Le rebond de l'économie française s'est amorcé fin 1996 sous l'effet d'une forte demande mondiale et d'une très vive accélération des exportations. L'impulsion s'est ensuite transmise à la production et aux revenus distribués. L'investissement est désormais le principal moteur de la croissance française.
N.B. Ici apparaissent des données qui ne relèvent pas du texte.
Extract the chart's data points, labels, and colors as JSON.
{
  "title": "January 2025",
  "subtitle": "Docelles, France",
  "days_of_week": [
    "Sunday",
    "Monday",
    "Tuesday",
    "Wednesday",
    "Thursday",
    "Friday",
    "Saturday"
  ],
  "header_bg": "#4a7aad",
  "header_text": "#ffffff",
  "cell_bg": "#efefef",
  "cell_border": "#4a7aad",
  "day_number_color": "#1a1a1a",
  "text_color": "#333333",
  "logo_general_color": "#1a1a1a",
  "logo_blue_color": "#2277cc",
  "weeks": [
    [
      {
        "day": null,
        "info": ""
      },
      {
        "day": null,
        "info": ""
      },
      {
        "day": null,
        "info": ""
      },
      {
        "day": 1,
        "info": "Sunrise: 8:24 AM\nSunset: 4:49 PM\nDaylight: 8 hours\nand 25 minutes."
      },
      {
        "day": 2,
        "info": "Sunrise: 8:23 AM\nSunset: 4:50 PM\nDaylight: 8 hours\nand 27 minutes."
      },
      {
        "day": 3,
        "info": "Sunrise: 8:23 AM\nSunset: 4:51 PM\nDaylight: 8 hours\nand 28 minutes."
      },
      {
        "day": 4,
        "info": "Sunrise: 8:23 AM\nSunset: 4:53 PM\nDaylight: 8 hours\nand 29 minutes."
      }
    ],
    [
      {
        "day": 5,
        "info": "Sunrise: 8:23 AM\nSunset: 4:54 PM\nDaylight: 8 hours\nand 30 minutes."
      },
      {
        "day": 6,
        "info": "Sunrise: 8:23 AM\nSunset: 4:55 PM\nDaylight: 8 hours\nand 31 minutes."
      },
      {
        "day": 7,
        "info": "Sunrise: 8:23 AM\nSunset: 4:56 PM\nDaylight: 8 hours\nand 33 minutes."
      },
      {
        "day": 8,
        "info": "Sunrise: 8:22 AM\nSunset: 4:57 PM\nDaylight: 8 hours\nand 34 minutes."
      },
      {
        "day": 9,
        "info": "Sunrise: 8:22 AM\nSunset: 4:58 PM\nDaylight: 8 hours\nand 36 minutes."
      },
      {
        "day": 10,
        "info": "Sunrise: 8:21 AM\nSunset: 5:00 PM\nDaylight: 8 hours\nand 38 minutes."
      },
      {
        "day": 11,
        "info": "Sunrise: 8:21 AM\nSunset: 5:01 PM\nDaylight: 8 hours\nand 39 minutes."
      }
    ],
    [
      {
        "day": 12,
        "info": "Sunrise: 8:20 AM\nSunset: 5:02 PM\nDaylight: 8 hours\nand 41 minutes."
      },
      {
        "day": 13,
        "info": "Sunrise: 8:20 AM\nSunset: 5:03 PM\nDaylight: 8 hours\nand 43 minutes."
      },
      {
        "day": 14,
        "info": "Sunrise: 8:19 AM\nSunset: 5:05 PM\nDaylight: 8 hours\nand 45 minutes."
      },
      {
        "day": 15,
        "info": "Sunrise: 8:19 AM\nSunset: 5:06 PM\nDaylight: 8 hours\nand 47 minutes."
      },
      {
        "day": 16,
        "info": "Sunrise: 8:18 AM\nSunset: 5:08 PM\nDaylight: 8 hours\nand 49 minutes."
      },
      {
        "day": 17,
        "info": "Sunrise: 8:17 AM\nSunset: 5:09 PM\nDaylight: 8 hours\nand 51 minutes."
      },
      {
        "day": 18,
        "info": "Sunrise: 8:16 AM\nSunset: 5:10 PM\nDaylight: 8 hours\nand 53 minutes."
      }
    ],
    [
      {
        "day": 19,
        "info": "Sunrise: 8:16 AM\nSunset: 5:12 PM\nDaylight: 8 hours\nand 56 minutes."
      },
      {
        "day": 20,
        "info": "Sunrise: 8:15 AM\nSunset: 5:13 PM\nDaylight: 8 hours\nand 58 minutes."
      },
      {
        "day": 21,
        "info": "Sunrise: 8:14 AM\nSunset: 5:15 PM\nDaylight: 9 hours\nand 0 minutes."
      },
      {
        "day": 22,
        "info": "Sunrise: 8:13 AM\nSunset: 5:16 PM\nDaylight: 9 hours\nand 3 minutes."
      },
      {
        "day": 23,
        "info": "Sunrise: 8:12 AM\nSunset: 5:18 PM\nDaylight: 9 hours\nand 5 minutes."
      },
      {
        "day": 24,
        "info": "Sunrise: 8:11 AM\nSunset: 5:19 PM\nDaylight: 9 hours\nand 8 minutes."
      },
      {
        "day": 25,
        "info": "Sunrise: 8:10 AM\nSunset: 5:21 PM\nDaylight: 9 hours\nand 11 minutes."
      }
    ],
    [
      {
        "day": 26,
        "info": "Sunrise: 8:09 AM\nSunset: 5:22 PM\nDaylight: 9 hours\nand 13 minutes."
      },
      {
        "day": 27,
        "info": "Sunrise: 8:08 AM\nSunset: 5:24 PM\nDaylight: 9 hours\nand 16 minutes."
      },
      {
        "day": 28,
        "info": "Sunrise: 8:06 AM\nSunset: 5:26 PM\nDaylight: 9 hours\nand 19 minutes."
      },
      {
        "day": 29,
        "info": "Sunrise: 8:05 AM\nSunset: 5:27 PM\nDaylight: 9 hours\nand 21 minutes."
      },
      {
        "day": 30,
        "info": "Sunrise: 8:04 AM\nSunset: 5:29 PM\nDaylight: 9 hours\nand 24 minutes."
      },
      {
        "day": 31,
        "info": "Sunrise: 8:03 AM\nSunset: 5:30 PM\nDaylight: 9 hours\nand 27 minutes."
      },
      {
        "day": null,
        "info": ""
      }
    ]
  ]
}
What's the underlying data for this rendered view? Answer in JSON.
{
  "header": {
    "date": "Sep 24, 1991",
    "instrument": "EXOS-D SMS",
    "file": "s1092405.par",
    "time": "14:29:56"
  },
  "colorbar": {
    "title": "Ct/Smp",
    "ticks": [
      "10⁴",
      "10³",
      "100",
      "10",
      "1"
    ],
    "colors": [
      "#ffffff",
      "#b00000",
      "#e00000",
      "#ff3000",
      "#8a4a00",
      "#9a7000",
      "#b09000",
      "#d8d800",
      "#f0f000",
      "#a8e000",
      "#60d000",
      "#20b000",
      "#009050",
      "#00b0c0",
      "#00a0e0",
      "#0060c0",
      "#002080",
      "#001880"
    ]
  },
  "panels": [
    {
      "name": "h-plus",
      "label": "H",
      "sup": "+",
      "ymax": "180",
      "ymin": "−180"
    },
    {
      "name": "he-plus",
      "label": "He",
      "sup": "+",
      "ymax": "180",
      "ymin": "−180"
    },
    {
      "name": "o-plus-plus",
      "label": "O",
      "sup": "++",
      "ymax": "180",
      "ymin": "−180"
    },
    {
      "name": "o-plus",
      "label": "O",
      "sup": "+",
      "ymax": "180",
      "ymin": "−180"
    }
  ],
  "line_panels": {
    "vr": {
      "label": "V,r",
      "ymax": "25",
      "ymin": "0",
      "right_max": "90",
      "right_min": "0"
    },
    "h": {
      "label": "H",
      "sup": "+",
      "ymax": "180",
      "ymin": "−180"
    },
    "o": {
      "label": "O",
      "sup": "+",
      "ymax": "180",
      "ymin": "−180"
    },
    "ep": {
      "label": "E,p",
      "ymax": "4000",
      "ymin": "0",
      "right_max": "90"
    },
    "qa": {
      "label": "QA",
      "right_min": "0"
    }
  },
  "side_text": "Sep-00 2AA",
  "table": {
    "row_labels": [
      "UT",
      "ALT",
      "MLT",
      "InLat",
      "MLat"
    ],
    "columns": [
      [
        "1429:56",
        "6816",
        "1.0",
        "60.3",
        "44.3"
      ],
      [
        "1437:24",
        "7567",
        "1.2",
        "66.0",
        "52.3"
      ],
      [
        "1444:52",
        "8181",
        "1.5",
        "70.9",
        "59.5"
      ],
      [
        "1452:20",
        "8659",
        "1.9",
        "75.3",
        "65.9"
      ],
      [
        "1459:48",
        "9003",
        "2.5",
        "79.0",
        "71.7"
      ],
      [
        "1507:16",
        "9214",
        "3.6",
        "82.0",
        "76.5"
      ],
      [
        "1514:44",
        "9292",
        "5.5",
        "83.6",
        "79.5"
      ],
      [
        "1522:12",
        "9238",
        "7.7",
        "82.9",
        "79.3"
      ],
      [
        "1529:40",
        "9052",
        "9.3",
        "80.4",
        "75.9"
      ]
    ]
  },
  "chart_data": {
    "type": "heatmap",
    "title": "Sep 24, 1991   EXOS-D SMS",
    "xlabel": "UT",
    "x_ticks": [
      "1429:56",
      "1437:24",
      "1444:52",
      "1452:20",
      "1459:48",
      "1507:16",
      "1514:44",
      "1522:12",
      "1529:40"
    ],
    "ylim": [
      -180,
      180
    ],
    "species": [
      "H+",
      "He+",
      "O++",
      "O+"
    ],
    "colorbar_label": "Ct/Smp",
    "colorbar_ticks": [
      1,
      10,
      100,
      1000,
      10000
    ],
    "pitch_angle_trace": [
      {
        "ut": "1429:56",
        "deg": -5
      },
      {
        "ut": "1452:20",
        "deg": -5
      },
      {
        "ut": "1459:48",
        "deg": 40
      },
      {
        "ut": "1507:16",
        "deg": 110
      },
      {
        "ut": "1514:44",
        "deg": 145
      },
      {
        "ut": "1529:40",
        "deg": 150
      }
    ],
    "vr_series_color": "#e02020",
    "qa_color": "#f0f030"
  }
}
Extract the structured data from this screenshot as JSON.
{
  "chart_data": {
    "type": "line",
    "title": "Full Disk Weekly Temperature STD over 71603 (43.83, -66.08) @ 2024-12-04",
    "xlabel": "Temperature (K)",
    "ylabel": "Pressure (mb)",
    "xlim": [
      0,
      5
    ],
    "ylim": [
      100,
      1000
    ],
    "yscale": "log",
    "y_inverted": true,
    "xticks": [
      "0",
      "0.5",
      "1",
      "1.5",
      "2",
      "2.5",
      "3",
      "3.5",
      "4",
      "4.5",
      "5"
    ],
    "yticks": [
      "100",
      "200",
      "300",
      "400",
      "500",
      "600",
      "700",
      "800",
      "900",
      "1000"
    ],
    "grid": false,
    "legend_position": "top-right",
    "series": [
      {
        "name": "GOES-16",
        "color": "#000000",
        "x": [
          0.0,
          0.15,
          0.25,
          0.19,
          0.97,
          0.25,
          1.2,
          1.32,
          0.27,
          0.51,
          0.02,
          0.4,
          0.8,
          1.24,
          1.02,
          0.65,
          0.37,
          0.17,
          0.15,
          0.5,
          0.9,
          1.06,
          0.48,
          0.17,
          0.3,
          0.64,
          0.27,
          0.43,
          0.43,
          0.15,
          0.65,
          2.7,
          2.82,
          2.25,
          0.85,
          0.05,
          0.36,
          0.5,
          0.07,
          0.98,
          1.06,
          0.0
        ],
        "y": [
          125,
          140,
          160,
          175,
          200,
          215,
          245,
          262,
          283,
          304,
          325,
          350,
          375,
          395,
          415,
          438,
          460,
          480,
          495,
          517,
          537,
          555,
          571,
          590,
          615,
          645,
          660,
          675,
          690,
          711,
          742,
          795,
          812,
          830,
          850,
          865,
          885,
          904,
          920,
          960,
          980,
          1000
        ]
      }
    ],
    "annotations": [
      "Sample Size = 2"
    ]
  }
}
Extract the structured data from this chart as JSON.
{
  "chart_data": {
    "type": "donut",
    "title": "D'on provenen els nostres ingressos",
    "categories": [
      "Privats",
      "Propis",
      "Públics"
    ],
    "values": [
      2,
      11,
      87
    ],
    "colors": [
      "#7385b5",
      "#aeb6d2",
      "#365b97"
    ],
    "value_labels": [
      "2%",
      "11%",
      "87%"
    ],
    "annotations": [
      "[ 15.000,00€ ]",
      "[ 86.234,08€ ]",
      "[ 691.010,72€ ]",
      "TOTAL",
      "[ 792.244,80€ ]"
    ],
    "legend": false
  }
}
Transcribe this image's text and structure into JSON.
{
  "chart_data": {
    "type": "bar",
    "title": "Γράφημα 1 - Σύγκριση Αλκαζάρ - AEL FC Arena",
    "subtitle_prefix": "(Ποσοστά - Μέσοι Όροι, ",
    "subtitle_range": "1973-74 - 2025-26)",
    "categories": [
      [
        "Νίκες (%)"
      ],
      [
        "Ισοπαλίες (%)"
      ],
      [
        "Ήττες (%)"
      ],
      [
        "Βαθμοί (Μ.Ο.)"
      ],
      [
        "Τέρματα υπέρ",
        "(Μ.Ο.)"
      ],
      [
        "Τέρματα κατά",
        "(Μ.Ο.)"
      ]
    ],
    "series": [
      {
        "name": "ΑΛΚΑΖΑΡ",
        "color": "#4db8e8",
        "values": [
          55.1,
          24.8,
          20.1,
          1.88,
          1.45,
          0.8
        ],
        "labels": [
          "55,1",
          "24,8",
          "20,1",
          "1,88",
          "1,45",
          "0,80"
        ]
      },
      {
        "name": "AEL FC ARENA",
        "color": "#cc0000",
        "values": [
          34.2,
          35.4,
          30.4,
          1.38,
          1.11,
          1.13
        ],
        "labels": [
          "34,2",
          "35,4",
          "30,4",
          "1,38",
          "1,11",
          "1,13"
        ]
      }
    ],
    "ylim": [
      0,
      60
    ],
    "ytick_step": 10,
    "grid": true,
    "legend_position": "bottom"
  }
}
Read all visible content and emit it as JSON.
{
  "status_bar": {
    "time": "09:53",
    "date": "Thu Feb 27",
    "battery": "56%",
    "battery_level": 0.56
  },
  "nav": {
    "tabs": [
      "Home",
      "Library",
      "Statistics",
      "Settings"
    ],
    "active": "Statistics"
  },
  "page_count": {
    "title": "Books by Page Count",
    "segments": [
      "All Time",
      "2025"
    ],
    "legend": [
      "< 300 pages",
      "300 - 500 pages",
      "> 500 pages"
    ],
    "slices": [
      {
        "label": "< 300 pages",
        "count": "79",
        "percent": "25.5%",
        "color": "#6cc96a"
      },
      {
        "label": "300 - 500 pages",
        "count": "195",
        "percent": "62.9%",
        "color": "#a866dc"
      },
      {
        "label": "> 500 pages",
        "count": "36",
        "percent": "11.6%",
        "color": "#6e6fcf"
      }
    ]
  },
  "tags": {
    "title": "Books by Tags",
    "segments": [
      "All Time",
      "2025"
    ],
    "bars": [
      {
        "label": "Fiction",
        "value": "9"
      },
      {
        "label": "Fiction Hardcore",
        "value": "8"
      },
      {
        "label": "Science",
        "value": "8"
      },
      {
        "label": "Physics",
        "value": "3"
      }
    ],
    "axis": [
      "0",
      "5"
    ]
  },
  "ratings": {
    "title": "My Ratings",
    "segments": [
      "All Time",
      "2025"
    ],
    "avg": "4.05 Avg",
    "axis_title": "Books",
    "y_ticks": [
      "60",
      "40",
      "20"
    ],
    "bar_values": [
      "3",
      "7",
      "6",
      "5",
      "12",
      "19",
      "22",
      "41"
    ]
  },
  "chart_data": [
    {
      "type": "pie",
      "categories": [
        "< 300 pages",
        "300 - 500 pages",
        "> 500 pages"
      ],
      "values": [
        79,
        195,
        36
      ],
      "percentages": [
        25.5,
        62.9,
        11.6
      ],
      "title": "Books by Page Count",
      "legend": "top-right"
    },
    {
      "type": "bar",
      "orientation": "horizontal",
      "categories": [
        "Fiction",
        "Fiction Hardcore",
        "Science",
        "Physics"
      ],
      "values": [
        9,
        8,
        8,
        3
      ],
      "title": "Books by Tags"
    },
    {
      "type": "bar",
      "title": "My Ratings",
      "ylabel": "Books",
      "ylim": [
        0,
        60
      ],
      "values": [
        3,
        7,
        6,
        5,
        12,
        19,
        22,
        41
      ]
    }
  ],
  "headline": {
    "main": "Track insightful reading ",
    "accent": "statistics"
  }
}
Le volume de l'investissement productif a augmenté de 1,3 % en 1997, de 7,3 % en 1998 et de 7,4 % en 1999. Il devrait descendre à 5,9 % en 2000 et à 4,8 % en 2001. En revanche, l'économie devrait, elle, continuer à être tirée par les exportations, + 7 % en 2000 et + 6,1 % en 2001. Au total, le produit intérieur brut de la France devrait progresser de + 3,7 % en 2000 et + 3,1 % en 2001. La consommation privée française devrait progresser de + 3,4 % en 2000 et + 3 % en 2001. La consommation publique de 2,1 % en 2000 et 1,8 % en 2001.

L'Allemagne, qui n'a pas réglé ses problèmes de déficit public suite à sa réunification ruineuse pour le pays (et indirectement pour l'Europe), continue à verrouiller sa consommation publique qui ne progressera pas du tout en 2000 et de 1,1 % en 2001. Sa consommation privée repartira nettement à la hausse en 2000 (+ 2,6 %) et en 2001 (+ 3 %). Son PIB, dont la progression a été inférieure à 2 % jusqu'ici, va augmenter de 2,7 % en 2000 et de 2,9 % en 2001.

La Grande-Bretagne a été dopée par sa demande intérieure qui a progressé de 4,1 % sur 1998 et 1999. Sa consommation privée devrait se stabiliser à 3,3 % d'augmentation en 2000 et à 2,9 % en 2001. Son PIB évoluera de + 3,1 % en 2000 et + 2,5 % en 2001.

L'Espagne a continué, en 1999, à afficher des taux de progression importants, 3,7 % suite à deux années 1997 et 1998 très positives, + 4 % et + 3,8 %. Sa consommation privée, qui a progressé de 4,4 % en 1999, devrait connaître de belles années 2000 et 2001 avec des évolutions de + 3,7 % et + 3,2 %. L'Espagne bénéficie de conditions monétaires qui sont déterminées en fonction de l'inflation européenne (inférieure à la sienne) et donc sont très accommodantes au vu de sa conjoncture interne.

Les Pays-Bas verront leur consommation privée se maintenir à un taux supérieur à 3 % en 2000 et 2001, alors que la Belgique n'enregistrera qu'une progression de 2,9 % et de 2,6 %.